France · October 28, 2024, 1:43am

Hi everyone,

I’m a young French guy learning web dev and I really need some advices. I have a .wacz file, and I’m looking for a way to transform it into a full website, with a index.html file and all the assets (CSS, JS, images) already setup.

I’m working on this to better understand how web pages are build and how they work offline.
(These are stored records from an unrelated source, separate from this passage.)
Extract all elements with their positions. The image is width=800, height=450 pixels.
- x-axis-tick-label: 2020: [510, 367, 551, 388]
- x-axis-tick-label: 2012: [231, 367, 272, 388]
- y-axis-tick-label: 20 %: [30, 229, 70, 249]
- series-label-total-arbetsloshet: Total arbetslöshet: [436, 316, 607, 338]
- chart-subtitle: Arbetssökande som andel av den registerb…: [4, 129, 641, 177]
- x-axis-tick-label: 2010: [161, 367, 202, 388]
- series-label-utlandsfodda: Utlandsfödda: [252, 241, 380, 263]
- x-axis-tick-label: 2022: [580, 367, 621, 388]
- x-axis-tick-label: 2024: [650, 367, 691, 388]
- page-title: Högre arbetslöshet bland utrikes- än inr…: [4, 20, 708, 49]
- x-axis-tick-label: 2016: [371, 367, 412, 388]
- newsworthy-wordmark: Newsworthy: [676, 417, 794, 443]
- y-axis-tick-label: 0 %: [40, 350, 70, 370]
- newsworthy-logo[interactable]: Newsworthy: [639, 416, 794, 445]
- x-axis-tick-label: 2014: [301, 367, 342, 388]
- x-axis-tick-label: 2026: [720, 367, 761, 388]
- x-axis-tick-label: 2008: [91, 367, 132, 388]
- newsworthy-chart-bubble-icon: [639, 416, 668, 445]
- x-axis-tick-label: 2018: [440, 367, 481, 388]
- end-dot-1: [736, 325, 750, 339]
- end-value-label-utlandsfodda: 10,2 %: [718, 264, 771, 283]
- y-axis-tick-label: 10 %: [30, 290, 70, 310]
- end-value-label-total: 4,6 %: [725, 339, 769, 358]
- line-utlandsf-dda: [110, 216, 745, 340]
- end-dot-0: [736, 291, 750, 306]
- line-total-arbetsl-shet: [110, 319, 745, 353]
If anyone has some ideas or know tools that could help me, it would be very nice!

Thanks a lot in advance!

Hank · October 28, 2024, 4:00pm

Hey there (bonjour!) I think I can answer this, but there’s a few things to know first:

WACZ files store their data in WARC files. WACZs are fundamentally ZIP files with a different extension, and include indexing data to ensure that only the data that users request is fetched from the file using HTTP range requests. This index allows them to be embedded on the web much more efficiently than WARC files themselves.
WARC files are basically really really long text files. When you archive a website, every network request you make and recieve is saved to the WARC file. They are not simply a folder with a bunch of files in it. You can check this out for yourself by opening a WARC in a text editor, but I would recommend using one that is made for opening very large text files like glogg.
In order to interpret WARC or WACZ files, you’ll need a piece of software that can piece back together an interactive website out of the network requests and responses. This is the job of ReplayWeb.page, PYWB, or non-Webrecorder software such as Internet Archive’s Wayback Machine.
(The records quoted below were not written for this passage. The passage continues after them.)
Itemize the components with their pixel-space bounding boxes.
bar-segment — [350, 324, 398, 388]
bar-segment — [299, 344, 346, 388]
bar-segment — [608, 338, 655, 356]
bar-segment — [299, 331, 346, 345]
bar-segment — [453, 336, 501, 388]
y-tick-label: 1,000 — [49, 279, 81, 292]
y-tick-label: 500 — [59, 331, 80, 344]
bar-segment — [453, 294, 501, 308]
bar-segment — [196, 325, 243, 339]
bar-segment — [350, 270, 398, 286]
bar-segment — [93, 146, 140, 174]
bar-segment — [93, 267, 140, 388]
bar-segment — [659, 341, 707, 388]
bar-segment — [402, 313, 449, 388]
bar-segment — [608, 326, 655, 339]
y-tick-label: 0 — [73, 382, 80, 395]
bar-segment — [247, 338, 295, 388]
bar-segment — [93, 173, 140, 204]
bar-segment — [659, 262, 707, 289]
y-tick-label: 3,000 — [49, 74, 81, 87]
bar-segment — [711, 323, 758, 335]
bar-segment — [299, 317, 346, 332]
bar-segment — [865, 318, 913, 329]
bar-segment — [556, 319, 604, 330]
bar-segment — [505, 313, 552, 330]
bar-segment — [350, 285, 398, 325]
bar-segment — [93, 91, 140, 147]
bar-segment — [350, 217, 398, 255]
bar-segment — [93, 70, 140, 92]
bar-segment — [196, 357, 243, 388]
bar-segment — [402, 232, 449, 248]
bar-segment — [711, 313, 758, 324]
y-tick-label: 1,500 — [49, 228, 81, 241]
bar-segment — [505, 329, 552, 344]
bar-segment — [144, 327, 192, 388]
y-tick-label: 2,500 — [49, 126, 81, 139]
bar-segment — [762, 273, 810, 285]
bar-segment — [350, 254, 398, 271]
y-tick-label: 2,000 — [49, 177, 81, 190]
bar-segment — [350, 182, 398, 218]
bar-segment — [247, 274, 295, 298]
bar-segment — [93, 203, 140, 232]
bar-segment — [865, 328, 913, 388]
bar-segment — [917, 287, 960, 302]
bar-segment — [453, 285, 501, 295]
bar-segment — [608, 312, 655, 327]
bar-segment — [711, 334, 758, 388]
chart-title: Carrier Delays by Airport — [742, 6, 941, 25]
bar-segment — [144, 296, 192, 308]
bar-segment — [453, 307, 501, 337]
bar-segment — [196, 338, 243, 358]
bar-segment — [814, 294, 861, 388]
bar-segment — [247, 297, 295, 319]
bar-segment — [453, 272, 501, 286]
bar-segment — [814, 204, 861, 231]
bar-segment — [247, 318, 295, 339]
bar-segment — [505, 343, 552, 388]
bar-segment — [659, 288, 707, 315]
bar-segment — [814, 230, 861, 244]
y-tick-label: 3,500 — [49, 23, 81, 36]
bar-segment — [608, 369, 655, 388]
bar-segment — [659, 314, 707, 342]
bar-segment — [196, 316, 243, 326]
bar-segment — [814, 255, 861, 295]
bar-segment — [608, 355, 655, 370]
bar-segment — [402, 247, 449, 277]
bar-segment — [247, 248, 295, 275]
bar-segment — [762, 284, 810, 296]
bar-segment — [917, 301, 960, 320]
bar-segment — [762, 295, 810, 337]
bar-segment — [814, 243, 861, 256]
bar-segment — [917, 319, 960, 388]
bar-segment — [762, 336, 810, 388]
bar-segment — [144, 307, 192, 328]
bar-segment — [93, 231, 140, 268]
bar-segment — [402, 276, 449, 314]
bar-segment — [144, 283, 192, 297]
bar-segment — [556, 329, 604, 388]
Now that the primer is out of the way, there’s two possible answers to your question.

You could embed the WACZ file with ReplayWeb.page and run it in replayonly mode with a configuration attribute. This will keep any captured server-side interactions intact but has a loading screen and may not behave exactly as the original website did with regards to travelling to links outside of the archive, etc.
You could try using Emma Dickson’s unwarcit command line tool to extract the files from the WACZ to a standard directory and serve it as you would any other static website. This would likely do what you ask for in your post, but it may not be the highest fidelity possible version of the archived content.

These two approaches have upsides and downsides. Try both and see what works best for your use case?